Ciò che siamo e che nel momento sentiamo genera un’interpretazione del reale che rispetta il sentimento che ci anima. Questo, in quanto tale, è sinonimo di vita. Ovvero, non rispettarlo è sinonimo di morte. È infatti mortificante quando è vissuto come una violenza, ed è alienante quando ignaramente subìto. Come sappiamo, nessuno vuole impedirsi di vivere, neppure simbolicamente. Anche l’azione contro di sé soggiace a questa dinamica. Quando il mondo è nero – questo e null’altro che esiste nel sentimento suicida – senza più vie di fuga, la sola soluzione per continuare ad essere è affermare, comunicare la propria condizione a mezzo di un’ultima scelta, simbolicamente, un urlo di vita. Condizione disperata o ordinaria, in ambo i contesti ciò che affermiamo riflette la nostra biografia, ed è evacuato dal retto della nostra storia.

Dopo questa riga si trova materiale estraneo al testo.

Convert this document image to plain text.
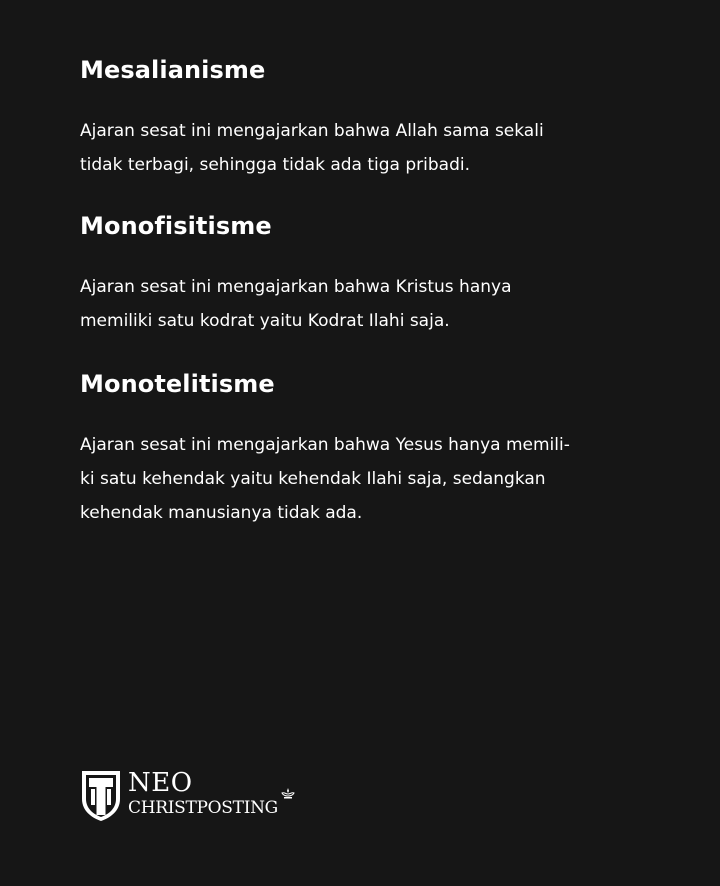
Mesalianisme

Ajaran sesat ini mengajarkan bahwa Allah sama sekali
tidak terbagi, sehingga tidak ada tiga pribadi.

Monofisitisme

Ajaran sesat ini mengajarkan bahwa Kristus hanya
memiliki satu kodrat yaitu Kodrat Ilahi saja.

Monotelitisme

Ajaran sesat ini mengajarkan bahwa Yesus hanya memili-
ki satu kehendak yaitu kehendak Ilahi saja, sedangkan
kehendak manusianya tidak ada.

NEO
CHRISTPOSTING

Inconsapevoli del vincolo egoico, utilizziamo argomenti che giudichiamo razionali per sostenere le nostre istanze, ma che invece – nuovamente – sono frutto del nostro interesse-sentimento-emozione-concezione. Di razionale hanno solo l’intento, il falso involucro, la suggestiva confezione. Non vestono che una maschera, autorizzata dalla cultura genuflessa al razionalismo. Una sorta di velo di maya, una specie di spinta in fondo alla caverna platonica che ci impedisce di conoscere come stanno le cose. Di conoscere le energie sottili in campo.

 

«Essa risponde all’esigenza di una decisa svolta epistemologica […], da realizzarsi attraverso il superamento della tradizionale separazione su cui si fonda ogni indagine scientifica: quella che immagina un universo del tutto indipendente dall’osservatore, e, dall’altra parte, un osservatore comodamente collocato nella God’s eye view». (3)

 

La fede che abbiamo nel razionalismo ci legittima a sopraffare il prossimo dialetticamente – ma non solo – inferiore. A mezzo del fondamentalismo con il quale la professiamo, con facilità arriviamo all’arrocco dell’arrampicamento sui vetri. Insuperata evidenza della natura emozionale delle scelte. E del muro protettivo entro il quale confiniamo l’infinito che siamo.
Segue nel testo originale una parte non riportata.